Environnement, La Marina BJ – L’exécutif béninois veut solder ses comptes avec la Banque mondiale, qui attend le bilan vert de la première phase du Projet Forêts Classées Bénin. D’après un document consulté par La Marina BJ et signé par le coordonnateur général de l’Unité intégrée de gestion des projets, monsieur Eliassou HAMIDOU SEKO, une mission de soixante jours ouvrables en préparation devra trancher sur l’efficacité réelle d’un programme forestier à 105 millions de dollars, avant la clôture prévue en novembre 2026 et l’entrée en vigueur d’une deuxième phase déjà financée.

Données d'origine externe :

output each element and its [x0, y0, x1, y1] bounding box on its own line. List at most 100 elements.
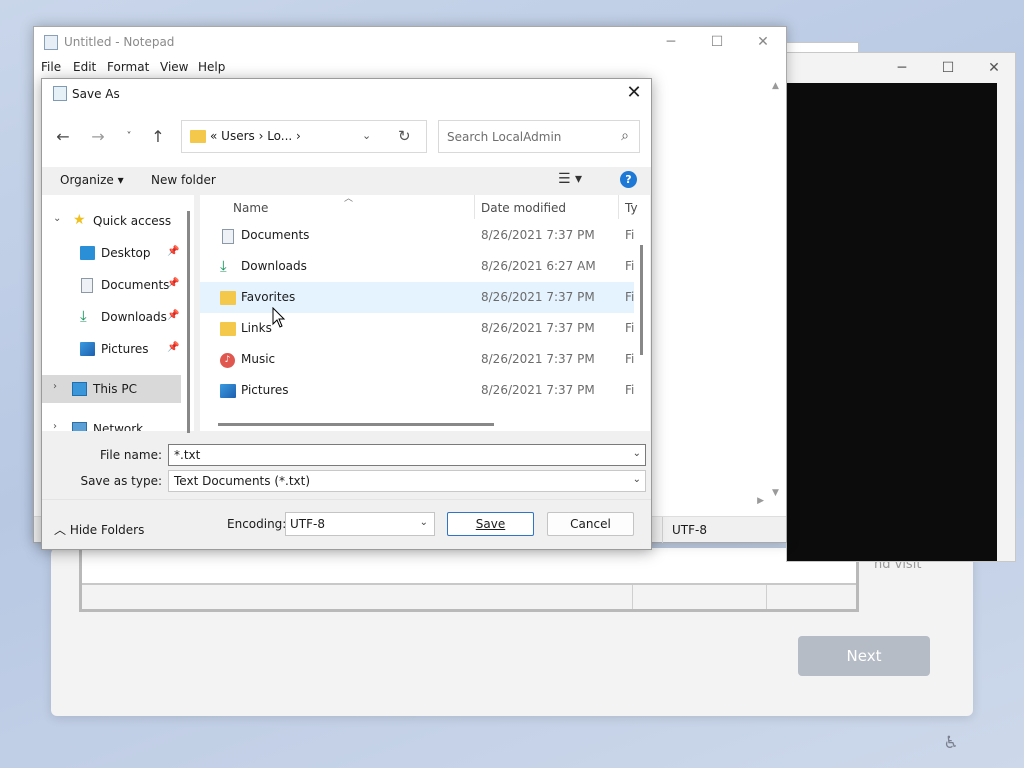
maximize-icon[interactable]: ☐	[694, 27, 740, 57]
file-date: 8/26/2021 7:37 PM	[481, 321, 595, 335]
downloads-icon: ⤓	[220, 257, 227, 275]
computer-icon	[72, 382, 87, 396]
column-name[interactable]: Name	[233, 201, 268, 215]
nav-item-desktop[interactable]: Desktop 📌	[42, 239, 181, 267]
file-date: 8/26/2021 7:37 PM	[481, 290, 595, 304]
address-bar[interactable]: « Users › Lo... › ⌄ ↻	[181, 120, 427, 153]
chevron-down-icon[interactable]: ⌄	[362, 129, 371, 142]
notepad-menubar: File Edit Format View Help	[34, 57, 786, 77]
file-date: 8/26/2021 7:37 PM	[481, 352, 595, 366]
setup-frame-divider	[632, 585, 633, 609]
chevron-down-icon[interactable]: ⌄	[633, 448, 641, 459]
file-row-pictures[interactable]: Pictures 8/26/2021 7:37 PM Fi	[200, 375, 634, 406]
menu-format[interactable]: Format	[107, 60, 149, 74]
nav-item-quick-access[interactable]: ⌄ ★ Quick access	[42, 207, 181, 235]
notepad-vertical-scrollbar[interactable]: ▲ ▼	[768, 77, 786, 516]
chevron-up-icon: ︿	[54, 523, 70, 537]
view-options-icon[interactable]: ☰ ▾	[558, 171, 582, 187]
save-button[interactable]: Save	[447, 512, 534, 536]
accessibility-icon[interactable]: ♿	[940, 733, 962, 755]
new-folder-button[interactable]: New folder	[151, 173, 216, 187]
chevron-down-icon[interactable]: ⌄	[420, 517, 428, 528]
column-divider[interactable]	[618, 195, 619, 219]
navigation-bar: ← → ˅ ↑ « Users › Lo... › ⌄ ↻ Search Loc…	[42, 109, 651, 167]
search-input[interactable]: Search LocalAdmin ⌕	[438, 120, 640, 153]
scroll-right-icon[interactable]: ▶	[757, 496, 764, 506]
hide-folders-button[interactable]: ︿ Hide Folders	[54, 521, 144, 538]
file-row-documents[interactable]: Documents 8/26/2021 7:37 PM Fi	[200, 220, 634, 251]
file-type: Fi	[625, 321, 635, 335]
minimize-icon[interactable]: ─	[648, 27, 694, 57]
column-type[interactable]: Ty	[625, 201, 638, 215]
close-icon[interactable]: ✕	[617, 79, 651, 109]
forward-arrow-icon[interactable]: →	[88, 127, 108, 146]
background-console-window: ─ ☐ ✕	[786, 52, 1016, 562]
chevron-down-icon[interactable]: ⌄	[53, 213, 61, 224]
documents-icon	[222, 229, 234, 244]
nav-item-label: Documents	[101, 278, 170, 292]
recent-locations-icon[interactable]: ˅	[119, 131, 139, 142]
status-encoding: UTF-8	[672, 523, 707, 537]
encoding-select[interactable]: UTF-8 ⌄	[285, 512, 435, 536]
column-divider[interactable]	[474, 195, 475, 219]
documents-icon	[81, 278, 93, 293]
setup-frame-status	[82, 583, 856, 609]
nav-item-documents[interactable]: Documents 📌	[42, 271, 181, 299]
downloads-icon: ⤓	[80, 307, 87, 325]
menu-help[interactable]: Help	[198, 60, 225, 74]
file-list-vertical-scrollbar[interactable]	[640, 245, 643, 355]
command-bar: Organize ▾ New folder ☰ ▾ ?	[42, 167, 651, 195]
nav-item-network[interactable]: › Network	[42, 415, 181, 431]
cancel-button[interactable]: Cancel	[547, 512, 634, 536]
file-row-favorites[interactable]: Favorites 8/26/2021 7:37 PM Fi	[200, 282, 634, 313]
file-date: 8/26/2021 7:37 PM	[481, 228, 595, 242]
file-row-downloads[interactable]: ⤓ Downloads 8/26/2021 6:27 AM Fi	[200, 251, 634, 282]
file-type: Fi	[625, 383, 635, 397]
file-name: Documents	[241, 228, 310, 242]
maximize-icon[interactable]: ☐	[925, 53, 971, 83]
minimize-icon[interactable]: ─	[879, 53, 925, 83]
status-divider	[662, 517, 663, 543]
desktop-icon	[80, 246, 95, 260]
close-icon[interactable]: ✕	[971, 53, 1017, 83]
notepad-titlebar: Untitled - Notepad ─ ☐ ✕	[34, 27, 786, 57]
file-type: Fi	[625, 228, 635, 242]
menu-file[interactable]: File	[41, 60, 61, 74]
navigation-pane: ⌄ ★ Quick access Desktop 📌 Documents 📌 ⤓…	[42, 195, 194, 431]
file-name-input[interactable]: *.txt ⌄	[168, 444, 646, 466]
file-row-music[interactable]: ♪ Music 8/26/2021 7:37 PM Fi	[200, 344, 634, 375]
search-icon[interactable]: ⌕	[621, 128, 629, 144]
folder-icon	[220, 322, 236, 336]
column-date-modified[interactable]: Date modified	[481, 201, 566, 215]
nav-item-this-pc[interactable]: › This PC	[42, 375, 181, 403]
dialog-footer: ︿ Hide Folders Encoding: UTF-8 ⌄ Save Ca…	[42, 499, 651, 549]
pictures-icon	[220, 384, 236, 398]
nav-item-pictures[interactable]: Pictures 📌	[42, 335, 181, 363]
scroll-down-icon[interactable]: ▼	[772, 488, 779, 498]
chevron-down-icon[interactable]: ⌄	[633, 474, 641, 485]
nav-item-label: Desktop	[101, 246, 151, 260]
nav-pane-scrollbar[interactable]	[187, 211, 190, 433]
nav-item-label: This PC	[93, 382, 137, 396]
breadcrumb[interactable]: « Users › Lo... ›	[210, 129, 301, 143]
menu-view[interactable]: View	[160, 60, 188, 74]
refresh-icon[interactable]: ↻	[398, 127, 411, 145]
file-name: Links	[241, 321, 272, 335]
file-row-links[interactable]: Links 8/26/2021 7:37 PM Fi	[200, 313, 634, 344]
next-button[interactable]: Next	[798, 636, 930, 676]
close-icon[interactable]: ✕	[740, 27, 786, 57]
up-arrow-icon[interactable]: ↑	[148, 127, 168, 146]
pin-icon: 📌	[167, 310, 180, 321]
save-as-dialog: Save As ✕ ← → ˅ ↑ « Users › Lo... › ⌄ ↻ …	[41, 78, 652, 550]
chevron-right-icon[interactable]: ›	[53, 381, 57, 392]
chevron-right-icon[interactable]: ›	[53, 421, 57, 431]
scroll-up-icon[interactable]: ▲	[772, 81, 779, 91]
save-as-type-select[interactable]: Text Documents (*.txt) ⌄	[168, 470, 646, 492]
menu-edit[interactable]: Edit	[73, 60, 96, 74]
organize-button[interactable]: Organize ▾	[60, 173, 124, 187]
help-icon[interactable]: ?	[620, 171, 637, 188]
file-list-horizontal-scrollbar[interactable]	[218, 423, 494, 426]
back-arrow-icon[interactable]: ←	[53, 127, 73, 146]
nav-item-downloads[interactable]: ⤓ Downloads 📌	[42, 303, 181, 331]
file-name: Music	[241, 352, 276, 366]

Mandaté par l’exécutif béninois à travers le ministère du Cadre de vie et des Transports, le coordonnateur général de l’UIGP s’apprête à engager un consultant indépendant pour conduire l’évaluation finale du Projet Forêts Classées Bénin. La mission, d’une durée prévisionnelle de soixante jours ouvrables, devra produire un diagnostic exhaustif d’un programme lancé en octobre 2019, restructuré en cours de route après la réaffectation de 15 millions de dollars à la riposte Covid-19, puis renforcé par un financement additionnel de 30 millions de dollars. Au total, c’est une enveloppe d’environ 105 millions de dollars, mobilisée par l’Association internationale de développement, qui sera passée au crible à quelques mois de la date de clôture officielle du projet.
Un bilan à dix dimensions
L’étendue du mandat confié au consultant témoigne de la complexité de l’exercice. La mission ne se limitera pas à cocher des indicateurs. Selon les informations de notre journaliste contributeur David Agboton, elle devra mesurer les progrès accomplis vers l’Objectif de développement du projet, évaluer la pertinence des interventions au regard des contextes initial et actuel, documenter les résultats obtenus et analyser leur contribution effective à l’objectif de développement. Une étude économique des activités à décaissement significatif viendra apprécier l’efficience financière vis-à-vis des résultats et des impacts obtenus.
Le consultant devra également se prononcer sur les conditions de durabilité des acquis après la clôture du projet, une question centrale dans un secteur où les dynamiques de déforestation reprennent rapidement dès que la pression programmatique se relâche. L’examen du dispositif de suivi-évaluation, de communication et de capitalisation complétera le tableau, avant la formulation de leçons apprises et de recommandations opérationnelles pour les projets futurs.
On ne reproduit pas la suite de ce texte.